The music was written by Abe Olman, the lyrics by James Brockman and Leo Wood. The song was published in 1914 by Olman, who heavily marketed it in the Chicago region. Music publisher Leo Feist acquired it from Olman and gave it to Al Jolson to perform on stage.
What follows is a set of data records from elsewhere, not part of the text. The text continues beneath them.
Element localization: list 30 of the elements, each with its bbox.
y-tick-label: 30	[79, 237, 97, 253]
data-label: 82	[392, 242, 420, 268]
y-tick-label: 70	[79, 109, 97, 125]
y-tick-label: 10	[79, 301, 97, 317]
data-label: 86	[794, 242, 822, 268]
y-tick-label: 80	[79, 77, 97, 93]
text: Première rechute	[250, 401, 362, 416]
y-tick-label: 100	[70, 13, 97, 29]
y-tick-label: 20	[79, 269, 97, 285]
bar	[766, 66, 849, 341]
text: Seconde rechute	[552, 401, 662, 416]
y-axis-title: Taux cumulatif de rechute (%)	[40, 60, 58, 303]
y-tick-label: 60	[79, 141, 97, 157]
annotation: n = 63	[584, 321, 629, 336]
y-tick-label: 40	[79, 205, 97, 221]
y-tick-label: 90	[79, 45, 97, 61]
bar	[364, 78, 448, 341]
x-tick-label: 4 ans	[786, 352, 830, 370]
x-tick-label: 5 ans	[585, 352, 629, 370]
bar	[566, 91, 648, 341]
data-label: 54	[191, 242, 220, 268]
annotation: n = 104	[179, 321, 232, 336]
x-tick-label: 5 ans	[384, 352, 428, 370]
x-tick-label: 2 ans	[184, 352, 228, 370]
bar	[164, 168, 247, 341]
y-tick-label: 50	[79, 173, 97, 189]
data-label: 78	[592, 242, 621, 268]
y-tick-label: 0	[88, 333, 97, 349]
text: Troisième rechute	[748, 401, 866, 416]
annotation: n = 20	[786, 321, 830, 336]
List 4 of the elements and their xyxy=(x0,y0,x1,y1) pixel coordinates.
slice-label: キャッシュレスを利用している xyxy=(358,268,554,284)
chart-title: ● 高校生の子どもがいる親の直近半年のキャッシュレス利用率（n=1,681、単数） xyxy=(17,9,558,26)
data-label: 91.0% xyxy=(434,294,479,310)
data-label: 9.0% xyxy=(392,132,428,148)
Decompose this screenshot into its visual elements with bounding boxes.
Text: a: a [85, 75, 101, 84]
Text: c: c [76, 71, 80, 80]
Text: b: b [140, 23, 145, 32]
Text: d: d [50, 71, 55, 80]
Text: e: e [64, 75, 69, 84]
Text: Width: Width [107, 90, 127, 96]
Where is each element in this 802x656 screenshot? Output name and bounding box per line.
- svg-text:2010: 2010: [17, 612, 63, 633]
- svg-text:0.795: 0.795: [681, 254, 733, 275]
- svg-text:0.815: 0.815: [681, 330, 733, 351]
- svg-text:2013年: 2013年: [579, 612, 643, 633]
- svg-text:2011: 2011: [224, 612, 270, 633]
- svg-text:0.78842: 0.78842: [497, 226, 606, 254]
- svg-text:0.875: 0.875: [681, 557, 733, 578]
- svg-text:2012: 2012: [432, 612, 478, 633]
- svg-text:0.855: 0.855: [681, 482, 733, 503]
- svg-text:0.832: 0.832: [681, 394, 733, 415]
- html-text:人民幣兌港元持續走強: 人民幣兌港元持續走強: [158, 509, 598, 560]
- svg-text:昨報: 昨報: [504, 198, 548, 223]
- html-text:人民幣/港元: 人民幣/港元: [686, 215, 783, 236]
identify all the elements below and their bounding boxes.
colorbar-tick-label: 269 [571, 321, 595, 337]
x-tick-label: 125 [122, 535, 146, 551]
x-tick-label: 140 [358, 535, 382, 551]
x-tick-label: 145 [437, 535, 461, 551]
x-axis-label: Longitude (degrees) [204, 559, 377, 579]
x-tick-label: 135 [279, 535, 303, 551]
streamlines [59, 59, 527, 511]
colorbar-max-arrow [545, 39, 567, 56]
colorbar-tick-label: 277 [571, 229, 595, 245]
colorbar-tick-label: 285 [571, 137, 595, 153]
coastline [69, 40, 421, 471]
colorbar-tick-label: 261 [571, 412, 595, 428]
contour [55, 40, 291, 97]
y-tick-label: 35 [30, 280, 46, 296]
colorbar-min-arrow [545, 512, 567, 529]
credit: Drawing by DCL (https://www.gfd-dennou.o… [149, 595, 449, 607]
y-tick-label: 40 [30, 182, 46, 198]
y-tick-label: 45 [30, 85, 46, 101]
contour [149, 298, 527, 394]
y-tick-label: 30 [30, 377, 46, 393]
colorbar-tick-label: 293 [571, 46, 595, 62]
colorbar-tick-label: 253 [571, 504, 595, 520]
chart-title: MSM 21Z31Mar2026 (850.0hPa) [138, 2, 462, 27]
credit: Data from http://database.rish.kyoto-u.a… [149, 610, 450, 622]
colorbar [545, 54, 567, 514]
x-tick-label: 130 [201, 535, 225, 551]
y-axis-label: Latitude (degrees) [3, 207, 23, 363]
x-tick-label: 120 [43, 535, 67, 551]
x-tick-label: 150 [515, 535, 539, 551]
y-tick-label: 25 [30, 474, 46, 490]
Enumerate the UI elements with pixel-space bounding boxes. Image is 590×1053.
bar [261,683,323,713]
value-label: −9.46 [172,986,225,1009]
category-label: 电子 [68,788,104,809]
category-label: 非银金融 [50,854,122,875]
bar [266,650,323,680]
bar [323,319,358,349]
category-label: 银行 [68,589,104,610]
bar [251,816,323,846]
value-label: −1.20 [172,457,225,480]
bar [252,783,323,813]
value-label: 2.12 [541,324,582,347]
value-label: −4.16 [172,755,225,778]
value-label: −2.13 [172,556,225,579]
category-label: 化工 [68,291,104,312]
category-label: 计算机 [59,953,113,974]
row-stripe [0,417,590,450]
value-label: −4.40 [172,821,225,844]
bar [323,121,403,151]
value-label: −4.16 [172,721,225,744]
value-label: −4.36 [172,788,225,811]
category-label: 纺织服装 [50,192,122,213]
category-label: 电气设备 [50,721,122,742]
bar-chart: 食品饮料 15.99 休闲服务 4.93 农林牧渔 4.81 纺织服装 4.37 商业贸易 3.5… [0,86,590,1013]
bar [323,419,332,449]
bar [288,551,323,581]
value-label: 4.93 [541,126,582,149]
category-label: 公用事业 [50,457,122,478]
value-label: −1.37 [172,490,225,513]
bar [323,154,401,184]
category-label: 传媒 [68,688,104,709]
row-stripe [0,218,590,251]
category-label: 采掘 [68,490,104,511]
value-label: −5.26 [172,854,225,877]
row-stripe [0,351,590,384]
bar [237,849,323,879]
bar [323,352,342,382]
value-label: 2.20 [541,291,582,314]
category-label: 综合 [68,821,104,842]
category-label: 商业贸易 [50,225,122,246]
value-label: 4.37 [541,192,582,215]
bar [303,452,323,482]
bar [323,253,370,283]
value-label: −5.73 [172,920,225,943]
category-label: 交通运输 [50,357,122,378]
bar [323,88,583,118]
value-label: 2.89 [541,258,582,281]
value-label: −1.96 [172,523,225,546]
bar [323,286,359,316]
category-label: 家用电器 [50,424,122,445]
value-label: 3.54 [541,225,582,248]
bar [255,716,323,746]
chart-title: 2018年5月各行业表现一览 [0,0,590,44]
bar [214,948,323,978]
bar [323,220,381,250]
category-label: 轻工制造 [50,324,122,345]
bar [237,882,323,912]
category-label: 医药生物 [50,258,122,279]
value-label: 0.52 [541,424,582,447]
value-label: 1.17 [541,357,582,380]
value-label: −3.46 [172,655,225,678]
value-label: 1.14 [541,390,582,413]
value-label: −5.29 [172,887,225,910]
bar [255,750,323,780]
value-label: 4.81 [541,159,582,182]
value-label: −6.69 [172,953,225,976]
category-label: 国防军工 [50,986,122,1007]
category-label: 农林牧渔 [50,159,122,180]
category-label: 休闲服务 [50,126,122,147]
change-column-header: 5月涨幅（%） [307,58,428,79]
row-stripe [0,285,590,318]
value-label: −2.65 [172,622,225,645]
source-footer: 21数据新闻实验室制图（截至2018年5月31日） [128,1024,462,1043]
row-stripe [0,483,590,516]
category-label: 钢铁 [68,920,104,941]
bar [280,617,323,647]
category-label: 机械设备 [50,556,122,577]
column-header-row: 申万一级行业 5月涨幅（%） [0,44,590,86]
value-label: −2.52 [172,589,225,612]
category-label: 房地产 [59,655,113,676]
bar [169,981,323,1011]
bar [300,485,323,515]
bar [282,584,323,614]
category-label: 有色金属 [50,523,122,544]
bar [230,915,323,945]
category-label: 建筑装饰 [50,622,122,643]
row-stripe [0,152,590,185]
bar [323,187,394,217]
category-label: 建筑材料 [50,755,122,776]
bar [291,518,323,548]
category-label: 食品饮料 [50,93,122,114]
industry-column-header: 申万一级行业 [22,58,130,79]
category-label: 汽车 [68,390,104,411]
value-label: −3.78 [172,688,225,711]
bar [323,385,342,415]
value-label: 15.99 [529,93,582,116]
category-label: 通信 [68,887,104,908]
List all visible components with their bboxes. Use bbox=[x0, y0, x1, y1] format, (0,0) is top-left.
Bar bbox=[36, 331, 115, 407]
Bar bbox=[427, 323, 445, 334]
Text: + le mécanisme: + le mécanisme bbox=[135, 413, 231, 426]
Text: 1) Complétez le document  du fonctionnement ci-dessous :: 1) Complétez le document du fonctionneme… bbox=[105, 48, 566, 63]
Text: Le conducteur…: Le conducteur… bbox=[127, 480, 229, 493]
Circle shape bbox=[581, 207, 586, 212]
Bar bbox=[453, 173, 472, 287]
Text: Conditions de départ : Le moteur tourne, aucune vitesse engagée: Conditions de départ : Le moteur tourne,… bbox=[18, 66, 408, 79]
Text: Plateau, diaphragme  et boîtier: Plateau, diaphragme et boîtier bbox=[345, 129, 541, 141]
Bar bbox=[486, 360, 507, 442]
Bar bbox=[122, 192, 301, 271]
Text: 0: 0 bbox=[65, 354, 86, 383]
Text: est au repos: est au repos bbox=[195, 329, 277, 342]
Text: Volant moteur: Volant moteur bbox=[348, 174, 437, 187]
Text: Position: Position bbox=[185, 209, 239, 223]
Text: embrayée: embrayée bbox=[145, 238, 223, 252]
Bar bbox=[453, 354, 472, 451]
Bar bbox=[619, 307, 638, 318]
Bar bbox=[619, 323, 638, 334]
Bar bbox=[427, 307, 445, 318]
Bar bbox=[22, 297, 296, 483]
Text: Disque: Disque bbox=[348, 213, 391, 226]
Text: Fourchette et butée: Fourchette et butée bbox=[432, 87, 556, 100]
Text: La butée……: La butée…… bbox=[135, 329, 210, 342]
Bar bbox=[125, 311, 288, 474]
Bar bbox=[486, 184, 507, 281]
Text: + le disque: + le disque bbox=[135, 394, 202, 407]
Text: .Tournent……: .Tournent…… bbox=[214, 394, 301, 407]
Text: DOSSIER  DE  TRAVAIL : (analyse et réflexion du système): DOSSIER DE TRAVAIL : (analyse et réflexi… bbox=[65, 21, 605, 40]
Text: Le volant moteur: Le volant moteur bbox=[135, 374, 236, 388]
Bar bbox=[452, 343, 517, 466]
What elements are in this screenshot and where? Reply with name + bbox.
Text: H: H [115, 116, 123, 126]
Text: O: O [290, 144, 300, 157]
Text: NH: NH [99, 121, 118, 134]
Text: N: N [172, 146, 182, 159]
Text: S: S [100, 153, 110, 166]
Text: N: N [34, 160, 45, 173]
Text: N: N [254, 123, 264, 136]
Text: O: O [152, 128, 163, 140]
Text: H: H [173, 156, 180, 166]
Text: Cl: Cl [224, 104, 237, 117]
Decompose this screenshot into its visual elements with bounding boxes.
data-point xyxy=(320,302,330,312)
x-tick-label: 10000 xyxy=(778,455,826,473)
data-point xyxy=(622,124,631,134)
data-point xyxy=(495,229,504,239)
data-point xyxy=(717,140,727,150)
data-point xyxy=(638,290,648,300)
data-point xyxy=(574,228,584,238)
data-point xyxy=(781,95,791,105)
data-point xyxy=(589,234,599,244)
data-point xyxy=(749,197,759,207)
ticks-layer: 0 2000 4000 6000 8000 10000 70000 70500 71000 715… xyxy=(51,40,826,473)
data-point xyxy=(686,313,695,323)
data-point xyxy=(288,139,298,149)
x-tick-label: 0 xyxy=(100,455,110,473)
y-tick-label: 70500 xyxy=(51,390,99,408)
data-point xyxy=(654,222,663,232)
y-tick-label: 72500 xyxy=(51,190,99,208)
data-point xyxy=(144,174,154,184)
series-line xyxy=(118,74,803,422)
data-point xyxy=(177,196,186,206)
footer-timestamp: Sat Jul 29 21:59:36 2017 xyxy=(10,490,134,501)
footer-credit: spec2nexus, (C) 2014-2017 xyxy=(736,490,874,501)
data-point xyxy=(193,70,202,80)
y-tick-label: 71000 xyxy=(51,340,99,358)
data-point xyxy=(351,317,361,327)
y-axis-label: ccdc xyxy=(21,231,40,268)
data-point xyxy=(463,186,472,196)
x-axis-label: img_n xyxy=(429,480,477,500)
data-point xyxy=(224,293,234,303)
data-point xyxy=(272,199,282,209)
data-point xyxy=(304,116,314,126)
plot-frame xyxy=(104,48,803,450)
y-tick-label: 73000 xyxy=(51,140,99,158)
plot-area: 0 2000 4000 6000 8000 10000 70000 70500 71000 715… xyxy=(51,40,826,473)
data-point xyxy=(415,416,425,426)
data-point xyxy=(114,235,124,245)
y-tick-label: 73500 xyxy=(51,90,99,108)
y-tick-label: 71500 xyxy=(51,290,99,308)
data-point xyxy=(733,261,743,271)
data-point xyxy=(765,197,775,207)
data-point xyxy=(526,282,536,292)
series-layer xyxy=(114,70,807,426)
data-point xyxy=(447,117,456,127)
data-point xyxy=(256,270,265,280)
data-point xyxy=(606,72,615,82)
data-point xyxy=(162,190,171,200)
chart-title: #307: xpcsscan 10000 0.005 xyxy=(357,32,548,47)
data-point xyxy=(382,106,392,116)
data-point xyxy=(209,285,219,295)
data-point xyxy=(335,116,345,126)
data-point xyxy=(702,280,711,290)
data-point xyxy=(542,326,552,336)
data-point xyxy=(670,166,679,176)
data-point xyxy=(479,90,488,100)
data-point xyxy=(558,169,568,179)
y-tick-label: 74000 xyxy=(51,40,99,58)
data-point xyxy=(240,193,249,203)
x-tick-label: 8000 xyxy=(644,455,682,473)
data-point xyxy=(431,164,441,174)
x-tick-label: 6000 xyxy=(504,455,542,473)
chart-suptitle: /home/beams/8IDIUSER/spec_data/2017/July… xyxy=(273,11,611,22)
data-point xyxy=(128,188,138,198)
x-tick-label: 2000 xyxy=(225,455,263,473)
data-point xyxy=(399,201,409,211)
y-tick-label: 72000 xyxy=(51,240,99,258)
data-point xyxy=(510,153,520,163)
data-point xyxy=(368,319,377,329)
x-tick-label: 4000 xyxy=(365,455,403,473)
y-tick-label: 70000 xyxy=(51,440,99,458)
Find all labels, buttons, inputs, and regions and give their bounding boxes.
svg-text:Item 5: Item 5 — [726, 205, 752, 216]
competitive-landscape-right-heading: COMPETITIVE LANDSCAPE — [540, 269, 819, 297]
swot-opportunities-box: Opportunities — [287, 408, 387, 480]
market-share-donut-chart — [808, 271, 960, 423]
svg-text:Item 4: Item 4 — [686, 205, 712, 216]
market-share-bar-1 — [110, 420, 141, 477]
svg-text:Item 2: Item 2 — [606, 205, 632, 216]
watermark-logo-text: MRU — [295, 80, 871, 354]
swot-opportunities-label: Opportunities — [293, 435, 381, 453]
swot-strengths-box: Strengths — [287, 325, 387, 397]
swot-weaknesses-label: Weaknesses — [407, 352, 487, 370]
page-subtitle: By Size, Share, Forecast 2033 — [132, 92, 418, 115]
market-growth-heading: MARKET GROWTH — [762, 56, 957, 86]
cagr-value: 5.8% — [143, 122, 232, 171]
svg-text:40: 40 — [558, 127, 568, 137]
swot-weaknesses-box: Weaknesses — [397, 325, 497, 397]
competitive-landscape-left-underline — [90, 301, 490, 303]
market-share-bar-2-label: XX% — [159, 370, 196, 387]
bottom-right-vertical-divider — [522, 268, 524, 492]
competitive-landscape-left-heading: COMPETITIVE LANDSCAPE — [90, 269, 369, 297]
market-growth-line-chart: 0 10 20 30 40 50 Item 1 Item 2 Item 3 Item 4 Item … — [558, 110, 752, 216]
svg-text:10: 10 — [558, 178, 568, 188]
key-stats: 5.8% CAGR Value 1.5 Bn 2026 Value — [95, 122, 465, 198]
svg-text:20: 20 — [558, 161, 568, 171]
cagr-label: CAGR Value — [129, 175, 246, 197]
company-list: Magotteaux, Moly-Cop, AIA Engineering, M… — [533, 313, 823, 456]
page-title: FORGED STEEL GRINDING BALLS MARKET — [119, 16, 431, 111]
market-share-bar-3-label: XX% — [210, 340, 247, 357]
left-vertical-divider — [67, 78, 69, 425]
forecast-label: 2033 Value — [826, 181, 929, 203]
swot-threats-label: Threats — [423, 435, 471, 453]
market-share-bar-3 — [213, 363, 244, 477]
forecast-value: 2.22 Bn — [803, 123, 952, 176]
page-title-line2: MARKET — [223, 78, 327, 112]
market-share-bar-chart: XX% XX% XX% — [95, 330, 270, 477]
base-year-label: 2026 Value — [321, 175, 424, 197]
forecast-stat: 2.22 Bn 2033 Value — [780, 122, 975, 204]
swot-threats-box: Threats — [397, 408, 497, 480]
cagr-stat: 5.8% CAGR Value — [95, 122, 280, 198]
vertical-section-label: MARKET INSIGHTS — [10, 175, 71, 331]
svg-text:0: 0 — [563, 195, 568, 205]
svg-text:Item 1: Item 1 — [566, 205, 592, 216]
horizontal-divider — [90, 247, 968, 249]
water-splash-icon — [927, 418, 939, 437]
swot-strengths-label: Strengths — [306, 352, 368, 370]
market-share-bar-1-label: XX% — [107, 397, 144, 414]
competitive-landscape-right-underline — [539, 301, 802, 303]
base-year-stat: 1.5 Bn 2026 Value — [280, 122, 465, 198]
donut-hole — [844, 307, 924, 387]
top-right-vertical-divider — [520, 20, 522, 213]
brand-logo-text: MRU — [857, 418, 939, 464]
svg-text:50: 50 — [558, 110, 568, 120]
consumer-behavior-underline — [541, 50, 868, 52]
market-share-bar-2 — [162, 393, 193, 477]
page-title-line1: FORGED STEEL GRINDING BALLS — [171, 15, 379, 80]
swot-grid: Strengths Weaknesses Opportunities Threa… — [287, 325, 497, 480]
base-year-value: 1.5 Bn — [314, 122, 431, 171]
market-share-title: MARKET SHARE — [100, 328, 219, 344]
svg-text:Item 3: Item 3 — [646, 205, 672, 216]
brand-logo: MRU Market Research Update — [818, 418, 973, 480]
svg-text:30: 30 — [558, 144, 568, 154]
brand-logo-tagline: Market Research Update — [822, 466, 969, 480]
The song was a hit for the Lyric Quartet (comprising Harry Macdonough, Olive Kline, Reinald Werrenrath and Elsie Baker) in 1915 and has since become a pop standard recorded by many artists.

==Notable recordings==
- 1932 Boswell Sisters - recorded August 6, 1932, with The Dorsey Brothers Orchestra.
- 1947 Swing and Sway with Sammy Kaye, featuring vocals by Don Cornell, the Three Kaydets and Kaye Choir, recorded it in New York City on December 2, 1947. It was released by RCA Victor Records as catalog number 20-3100B (in United States) by EMI on the His Master's Voice label as catalog number MH 97. It reached the No. 14 spot in the USA charts.
- 1948 Al Jolson and The Mills Brothers - recorded December 8, 1948
- 1949 Johnny Mercer and The Pied Pipers.
- 1957 Bing Crosby for his album Bing with a Beat.

==Film appearances==
- 1949 - That Midnight Kiss - sung by the G. I. Quartette
- 1953 - Down Among the Sheltering Palms - featured in this musical comedy when it was sung by Gloria DeHaven.
- 1959 - Some Like It Hot - performed by Society Syncopators.